A/N: This is the intro/background to what will eventually become a fic that covers Lily/James from 6th to 7th year. The format of this first chapter won't necessarily be the format of the future chapters. It is also significantly shorter. While the focus of this fic is Lily/James, that's not all it will be about. The First War is happening concurrently, and I love the marauders and such so they'll be present just about as much as Lily and James. Of course, there will also be O/Cs.

Reviews mean faster updates :)

Disclaimer: You know how it goes.

It had happened by chance at first. Assigned seating on the first day of classes was alphabetical according to first name. After first year, their professors didn't see the point in changing up the seating chart, even if Sirius Black had magicked them all to switch his place with Isabelle Tunkins so that he could be next to James as well. Besides some minor disturbances, the chart worked.

Some time after third year, the professors stopped forcing seating charts on their students. But James and Lily still sat next to each other. It was out of habit more than anything, which would be the answer they'd give if you asked them why. To the pair of Gryffindors, it just made sense. And in third year, when James and Lily were the only two Gryffindors taking Ancient Runes, it made sense they'd sit together there too.

Just because something makes sense, doesn't mean it ensures peace. From the first day they met, the two fated souls were at each other's throats. He was obnoxious, and she didn't care much for teasing. For a few months during third year, he lived to turn her face the same color as her hair by saying just about anything that he knew would bother her. This included asking incessantly about muggle appliances, questioning each of her freckles in turn about their habits, and insisting that he was better than her at everything (except the girly stuff). It usually went that Lily would spend two days ignoring his petulance, and then blow up in potions, using all of her wit to insult his funny hair and mucky draught.

Sirius insisted that it was this interaction that lead to Lily's first Slug Club invitation.

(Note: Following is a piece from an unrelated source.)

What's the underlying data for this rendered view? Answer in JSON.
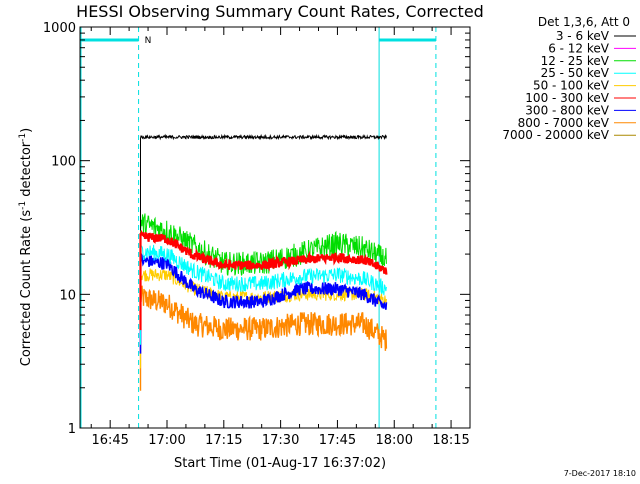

For those first few years, Lily and James spoke little to each other except for those seemingly meaningless interactions during class. When James wasn't picking on Lily, he was fooling around with Sirius or passing notes to his other two mates. Outside of classes, Lily had her friends to distract her from the hazel-eyed boy that just woudn't leave her alone. But in their third year, in a class full of Ravenclaws, James and Lily learned that they were, surprisingly, capable of having a conversation. That was also when James realized that Lily was in fact, very funny. Lily thought it might have been Severus' absence that let her open up to James more, because James didn't bully her best friend in that classroom. In that classroom, James had no Sirius and Lily had no Severus. And although they rarely had conversations that went deeper than talking about the going-ons in the castle, when Lily's father died at the end of third year, James made sure to pay extra attention to his notes so that she could copy them when she returned.

By their fifth year, Lily wished for nothing more than to be left alone by the insufferable toe-rag that was James Potter. By Halloween of that year, he had asked her out four times, in big show-offy ways that Lily was sure was meant to impress everyone in the castle besides her. For the most part, James and Sirius were preoccupied in classes, planning and plotting and everything in between. So Lily was, thankfully, left to chat with her other neighbors and pass notes to Sev. But when Potter decided that Lily might think of him fonder if he turned her Sleeping Drought into a Singing Drought that pronounced her love for him five minutes before the end of potions class, Lily decided that she absolutely hated James Potter. She told him so, right then and there, and spent the remainder of the period shouting that his messy hair was just irritating and that he wasn't actually that good at quidditch and that his nose reminded her of a flobberworm. Four days later, Lily congratulated him on his flying during the match against Hufflepuff, after she found a drawing of Potter with flobberworms coming out of his nose in her notebook. It was the first of three times that they would shout at each other that year.

The second time was when James' father passed away. He was old, and it was in his sleep, and James only missed three days of classes to be with his mother because OWLS were fast approaching. Sirius had gone with him, but they hadn't been seen speaking for weeks. Lily and Remus found James during one of their patrols, and although both were willing to let him off without so much as a lecture, James pounced as soon as he saw them. With the marauders' relationships already strained, Remus had simply walked away from his friend. But Lily stayed and let James yell at her about some nonsense, and didn't flinch when he started to cry. She summoned a glass of water when his voice got hoarse from the shouting, and sat against the wall when he grew silent. Eventually he sat down too, and the pair listened to the quiet, until Lily remembered a joke that James had told her many months ago. He had told her it was one of his father's favorites. It was the first time James smiled in weeks.

The third time was the last week of testing, and Lily was tired of shouting. She had already had a row with her best friend, and didn't fancy shouting any more. Whether it was loyalty, self-righteousness, or habit, she ended up doing so anyway—in front of the whole school no less. James never apologized for what he said, and neither did she. Not even in their coy little ways they had grown used to over the years. Instead, Lily ignored Potter for the rest of term, and James spent the rest of it trying to force Snape to apologize, ignoring the nagging feeling that giving Snivellus tentacles wasn't going to get Lily to smile again.

They didn't speak until September 1st, when circumstances prevented anything else.